Once Brangelina had gone past, there was a rush from the press pen to the press room inside as it was generally decided that there would be no one else worth seeing outside (actually, Matthew McConaughey and Julia Roberts had yet to come, but did either of them break Jennifer Aniston's heart? Ergo, not interested). So we headed up through the prosaic environs of a strip mall around the back of the theatre and into the press room, which was filled with hacks all desperately trying to find the Wi-Fi while at the same time eating enormous quantities of the free buffet food.
"Have you got Wi-Fi?"
"Where's the cheeseboard?"
"Is there any more shrimp?"
"Where's the Wi-Fi?"
All around the room giant screens showed the ceremony, but we hardly got to watch any of it because winners kept being ushered backstage to stand on a podium in front of us, like cattle up for auction, and endure that grand Oscars tradition of torture-by-inane-journalist-question. Each journalist wanted a special message to their country ("Will you ever work with a Chinese crew?" "Do you have a message to the Hispanic people?") and it was the rare question that didn't begin with the suggestion that the winner should somehow remember them ("Hi Cate, we met seven years ago at the Telluride festival …").

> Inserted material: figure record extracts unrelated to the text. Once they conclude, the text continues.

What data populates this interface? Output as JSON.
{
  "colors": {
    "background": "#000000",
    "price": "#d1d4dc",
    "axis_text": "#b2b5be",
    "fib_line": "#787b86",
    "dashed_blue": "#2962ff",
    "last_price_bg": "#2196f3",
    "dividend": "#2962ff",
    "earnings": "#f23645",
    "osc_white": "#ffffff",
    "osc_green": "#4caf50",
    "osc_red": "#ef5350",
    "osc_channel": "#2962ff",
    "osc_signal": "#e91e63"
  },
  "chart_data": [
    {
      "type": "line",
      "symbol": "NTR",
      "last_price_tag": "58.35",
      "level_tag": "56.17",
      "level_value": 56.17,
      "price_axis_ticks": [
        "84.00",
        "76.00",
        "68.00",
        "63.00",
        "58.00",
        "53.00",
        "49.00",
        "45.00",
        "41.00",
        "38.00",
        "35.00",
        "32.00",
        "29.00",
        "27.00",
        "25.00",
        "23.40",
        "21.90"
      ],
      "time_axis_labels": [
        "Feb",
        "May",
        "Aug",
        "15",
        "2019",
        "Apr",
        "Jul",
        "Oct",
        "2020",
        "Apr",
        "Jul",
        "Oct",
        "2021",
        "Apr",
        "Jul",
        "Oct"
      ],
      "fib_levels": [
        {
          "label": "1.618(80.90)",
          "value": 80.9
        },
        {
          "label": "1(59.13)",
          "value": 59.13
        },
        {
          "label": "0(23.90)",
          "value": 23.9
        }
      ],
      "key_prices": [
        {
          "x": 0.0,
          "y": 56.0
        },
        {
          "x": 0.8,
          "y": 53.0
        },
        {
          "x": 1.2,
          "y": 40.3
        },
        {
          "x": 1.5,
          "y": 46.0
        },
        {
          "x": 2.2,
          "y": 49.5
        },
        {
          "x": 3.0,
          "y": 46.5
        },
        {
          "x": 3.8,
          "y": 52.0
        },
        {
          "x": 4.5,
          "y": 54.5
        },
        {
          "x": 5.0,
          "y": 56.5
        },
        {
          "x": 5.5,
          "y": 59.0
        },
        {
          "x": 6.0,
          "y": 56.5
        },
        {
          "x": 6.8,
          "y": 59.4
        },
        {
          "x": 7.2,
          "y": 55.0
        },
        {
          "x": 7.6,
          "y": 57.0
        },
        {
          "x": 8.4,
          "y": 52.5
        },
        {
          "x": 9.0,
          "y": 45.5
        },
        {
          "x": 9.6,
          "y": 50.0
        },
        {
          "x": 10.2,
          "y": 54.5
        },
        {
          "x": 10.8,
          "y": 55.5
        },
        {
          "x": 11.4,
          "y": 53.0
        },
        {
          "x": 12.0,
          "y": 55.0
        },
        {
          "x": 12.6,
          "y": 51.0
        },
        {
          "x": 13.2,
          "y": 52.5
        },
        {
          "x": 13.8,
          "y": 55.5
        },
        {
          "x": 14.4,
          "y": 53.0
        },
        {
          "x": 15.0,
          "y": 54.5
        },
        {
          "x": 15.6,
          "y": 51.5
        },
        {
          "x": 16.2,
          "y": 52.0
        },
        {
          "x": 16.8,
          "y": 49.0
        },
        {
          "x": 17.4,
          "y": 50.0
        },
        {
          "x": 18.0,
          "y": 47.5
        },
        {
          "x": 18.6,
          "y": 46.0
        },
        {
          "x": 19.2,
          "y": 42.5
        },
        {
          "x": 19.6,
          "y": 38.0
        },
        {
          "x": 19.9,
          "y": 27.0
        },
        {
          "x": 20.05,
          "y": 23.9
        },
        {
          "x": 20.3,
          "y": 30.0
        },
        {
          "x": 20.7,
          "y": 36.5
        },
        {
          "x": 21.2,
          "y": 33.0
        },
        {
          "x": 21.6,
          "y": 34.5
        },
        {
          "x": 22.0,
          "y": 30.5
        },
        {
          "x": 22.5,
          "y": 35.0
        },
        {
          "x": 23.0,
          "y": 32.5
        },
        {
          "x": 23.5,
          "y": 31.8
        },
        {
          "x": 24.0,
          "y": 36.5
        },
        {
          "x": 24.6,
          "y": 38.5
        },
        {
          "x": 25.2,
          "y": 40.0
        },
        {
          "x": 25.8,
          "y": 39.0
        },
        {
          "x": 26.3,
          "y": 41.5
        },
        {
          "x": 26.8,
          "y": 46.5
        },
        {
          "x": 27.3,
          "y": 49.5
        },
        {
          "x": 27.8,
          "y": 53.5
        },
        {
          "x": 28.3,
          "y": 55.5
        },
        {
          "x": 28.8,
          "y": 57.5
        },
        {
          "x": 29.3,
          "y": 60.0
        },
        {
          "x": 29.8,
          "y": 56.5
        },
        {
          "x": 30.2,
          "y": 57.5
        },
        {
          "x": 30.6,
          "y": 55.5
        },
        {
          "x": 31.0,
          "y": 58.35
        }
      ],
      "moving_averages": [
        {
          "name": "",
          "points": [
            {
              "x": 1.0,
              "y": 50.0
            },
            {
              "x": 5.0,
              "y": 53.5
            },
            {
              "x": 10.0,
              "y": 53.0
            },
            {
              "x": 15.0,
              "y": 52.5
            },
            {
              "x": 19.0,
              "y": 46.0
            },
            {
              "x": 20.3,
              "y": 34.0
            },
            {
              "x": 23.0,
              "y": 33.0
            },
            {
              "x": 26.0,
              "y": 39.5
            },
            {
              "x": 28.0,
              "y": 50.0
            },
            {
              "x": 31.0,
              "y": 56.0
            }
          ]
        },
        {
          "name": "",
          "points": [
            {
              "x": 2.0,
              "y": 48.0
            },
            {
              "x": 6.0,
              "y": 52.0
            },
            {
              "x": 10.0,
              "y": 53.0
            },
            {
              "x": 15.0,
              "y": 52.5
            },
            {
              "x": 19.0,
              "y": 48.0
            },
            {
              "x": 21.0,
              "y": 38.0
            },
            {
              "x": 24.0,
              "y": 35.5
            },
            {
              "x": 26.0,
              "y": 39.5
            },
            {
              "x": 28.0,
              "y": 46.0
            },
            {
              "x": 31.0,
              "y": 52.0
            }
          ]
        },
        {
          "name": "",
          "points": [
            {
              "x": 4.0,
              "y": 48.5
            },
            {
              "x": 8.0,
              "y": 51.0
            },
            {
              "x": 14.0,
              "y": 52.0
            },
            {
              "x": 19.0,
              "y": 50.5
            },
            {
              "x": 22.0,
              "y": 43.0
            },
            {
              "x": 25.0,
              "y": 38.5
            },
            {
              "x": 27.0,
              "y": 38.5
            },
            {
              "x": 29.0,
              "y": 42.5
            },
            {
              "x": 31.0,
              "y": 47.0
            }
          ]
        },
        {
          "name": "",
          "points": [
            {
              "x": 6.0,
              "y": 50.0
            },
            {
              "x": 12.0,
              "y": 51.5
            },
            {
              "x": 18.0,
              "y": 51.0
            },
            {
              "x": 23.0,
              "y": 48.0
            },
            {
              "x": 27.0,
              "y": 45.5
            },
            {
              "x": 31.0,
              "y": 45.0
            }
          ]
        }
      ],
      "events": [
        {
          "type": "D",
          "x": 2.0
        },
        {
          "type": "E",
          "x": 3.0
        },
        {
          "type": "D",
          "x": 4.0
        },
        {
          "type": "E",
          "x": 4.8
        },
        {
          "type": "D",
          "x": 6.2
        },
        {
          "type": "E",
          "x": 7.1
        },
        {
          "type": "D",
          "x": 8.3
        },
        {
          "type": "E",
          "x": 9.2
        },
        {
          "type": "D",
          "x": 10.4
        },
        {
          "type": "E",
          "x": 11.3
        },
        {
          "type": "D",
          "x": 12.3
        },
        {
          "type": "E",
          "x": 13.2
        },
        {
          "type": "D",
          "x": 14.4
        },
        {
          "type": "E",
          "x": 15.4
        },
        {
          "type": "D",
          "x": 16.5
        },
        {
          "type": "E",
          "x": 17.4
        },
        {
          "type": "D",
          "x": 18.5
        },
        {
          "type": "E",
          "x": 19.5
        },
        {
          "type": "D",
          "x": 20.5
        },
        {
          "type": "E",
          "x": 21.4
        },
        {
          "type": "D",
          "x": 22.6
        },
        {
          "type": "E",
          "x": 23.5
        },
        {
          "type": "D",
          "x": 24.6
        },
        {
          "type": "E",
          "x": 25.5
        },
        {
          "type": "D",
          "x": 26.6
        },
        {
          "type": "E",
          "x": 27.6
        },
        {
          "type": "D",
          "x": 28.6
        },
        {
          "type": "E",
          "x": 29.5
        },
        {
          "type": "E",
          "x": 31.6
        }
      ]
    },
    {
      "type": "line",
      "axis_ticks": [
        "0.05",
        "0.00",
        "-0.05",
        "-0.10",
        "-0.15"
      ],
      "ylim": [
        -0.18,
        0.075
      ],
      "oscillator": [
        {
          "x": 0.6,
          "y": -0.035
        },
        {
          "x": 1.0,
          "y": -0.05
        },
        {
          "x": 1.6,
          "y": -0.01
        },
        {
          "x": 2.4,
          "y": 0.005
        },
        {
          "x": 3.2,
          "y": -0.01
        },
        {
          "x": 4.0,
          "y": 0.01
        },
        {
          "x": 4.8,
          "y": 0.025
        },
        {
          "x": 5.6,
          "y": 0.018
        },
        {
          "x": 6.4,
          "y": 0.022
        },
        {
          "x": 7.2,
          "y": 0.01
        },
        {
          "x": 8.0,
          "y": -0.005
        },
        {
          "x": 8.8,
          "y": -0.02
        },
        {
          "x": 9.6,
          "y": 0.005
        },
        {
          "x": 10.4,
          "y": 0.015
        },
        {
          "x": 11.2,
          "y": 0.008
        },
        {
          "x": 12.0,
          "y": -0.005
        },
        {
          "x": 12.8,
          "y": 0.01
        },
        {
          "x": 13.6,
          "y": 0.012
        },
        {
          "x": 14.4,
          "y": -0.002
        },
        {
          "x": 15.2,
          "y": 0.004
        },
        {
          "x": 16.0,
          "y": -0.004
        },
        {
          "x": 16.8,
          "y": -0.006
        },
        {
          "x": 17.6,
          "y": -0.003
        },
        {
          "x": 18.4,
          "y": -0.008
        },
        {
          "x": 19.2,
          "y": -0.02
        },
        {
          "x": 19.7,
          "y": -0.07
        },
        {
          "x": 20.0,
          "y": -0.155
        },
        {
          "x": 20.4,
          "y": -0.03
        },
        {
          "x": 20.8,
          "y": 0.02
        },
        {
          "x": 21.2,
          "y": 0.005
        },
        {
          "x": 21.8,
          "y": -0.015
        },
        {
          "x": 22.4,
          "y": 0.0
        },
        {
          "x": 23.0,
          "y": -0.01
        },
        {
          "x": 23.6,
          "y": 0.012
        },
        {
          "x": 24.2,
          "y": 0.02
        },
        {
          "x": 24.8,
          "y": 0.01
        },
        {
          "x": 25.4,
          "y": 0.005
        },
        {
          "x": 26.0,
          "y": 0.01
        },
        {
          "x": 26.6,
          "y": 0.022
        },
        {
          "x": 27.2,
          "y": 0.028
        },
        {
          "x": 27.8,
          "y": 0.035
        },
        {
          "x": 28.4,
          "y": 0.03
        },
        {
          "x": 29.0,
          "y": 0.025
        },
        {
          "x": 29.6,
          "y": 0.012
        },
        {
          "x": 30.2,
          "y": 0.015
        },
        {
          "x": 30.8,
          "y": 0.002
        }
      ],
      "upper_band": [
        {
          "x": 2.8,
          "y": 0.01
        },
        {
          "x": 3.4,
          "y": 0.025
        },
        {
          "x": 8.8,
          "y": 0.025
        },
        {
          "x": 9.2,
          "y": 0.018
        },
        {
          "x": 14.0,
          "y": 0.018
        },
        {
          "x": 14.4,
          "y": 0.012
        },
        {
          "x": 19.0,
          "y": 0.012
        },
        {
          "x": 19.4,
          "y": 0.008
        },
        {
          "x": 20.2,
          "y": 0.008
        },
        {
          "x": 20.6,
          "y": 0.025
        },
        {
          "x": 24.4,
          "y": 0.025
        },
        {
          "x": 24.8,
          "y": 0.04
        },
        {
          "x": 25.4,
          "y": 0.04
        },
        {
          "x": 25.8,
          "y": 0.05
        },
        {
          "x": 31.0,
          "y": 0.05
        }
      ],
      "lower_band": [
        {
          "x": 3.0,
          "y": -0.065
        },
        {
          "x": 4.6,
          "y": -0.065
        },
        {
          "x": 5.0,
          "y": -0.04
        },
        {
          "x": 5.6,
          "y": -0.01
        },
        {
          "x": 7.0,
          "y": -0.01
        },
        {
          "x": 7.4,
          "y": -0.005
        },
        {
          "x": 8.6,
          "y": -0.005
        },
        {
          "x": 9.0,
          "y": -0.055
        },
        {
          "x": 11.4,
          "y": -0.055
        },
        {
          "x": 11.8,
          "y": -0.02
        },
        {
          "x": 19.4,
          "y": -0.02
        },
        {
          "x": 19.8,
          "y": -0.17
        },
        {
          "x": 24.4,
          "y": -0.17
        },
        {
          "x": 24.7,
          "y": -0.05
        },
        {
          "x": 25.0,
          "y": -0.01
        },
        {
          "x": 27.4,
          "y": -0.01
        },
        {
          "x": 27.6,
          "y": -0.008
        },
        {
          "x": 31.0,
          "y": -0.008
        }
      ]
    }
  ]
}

Invariably, all the winners were delightful – not least Jared Leto, who passed his Oscar round for all of us to hold – whereas the journalists all came across as faintly unhinged. Less surprisingly, Lupita Nyong'o stole the evening.


Give us a kiss … Steve Tyler. Photograph: Danny Moloshok

"How much of your triumph belongs to Mexico?" a Mexican journalist asked the Mexican-born actor.
"Er, I think it belongs to me!" Nyong'o replied.
After the Governor's Ball, it was time for the Vanity Fair party, which is, on the one hand, possibly the greatest branding achievement ever pulled off by a magazine, and, on the other, the only genuinely fun celebrity party I have ever attended. This year it doubled in size from the years before and as a result felt far more raucous. As I walked in, Jane Fonda (looking amazing) was dancing on her own to Chic's Le Freak, while, on my other side, a slew of celebrities who shall go unnamed were standing in packs beneath a heavy fog of marijuana smoke. Dazed from the fumes, I walked smack into an older gentleman only to realise it was, in fact, Bill Murray.
"Oh! Mr Murray – I'm sorry. I'm Hadley from the Guardian and – " I stammered pathetically.
"Oh, there, there. Nobody's perfect," he said, giving me a bear hug for a good (very good) 30 seconds.
Released from Peter Venkman's embrace, I headed towards the bar where I encountered possibly my favourite interviewee of all time, Steven Tyler.
"Um, Mr Tyler, I interviewed you last year –" I began, sounding just like all those journalists trying to remind Brad Pitt of that meaningful moment they had at Sundance.
"Of course you did," he croaked, leaning in to give me a massive kiss.

At this point I felt for my own well-being it was time to go home, only to trip over something on the floor. Turned out to be a bunch of Oscars for The Great Gatsby. Did I selfie myself with an Oscar? You bet your ass I did.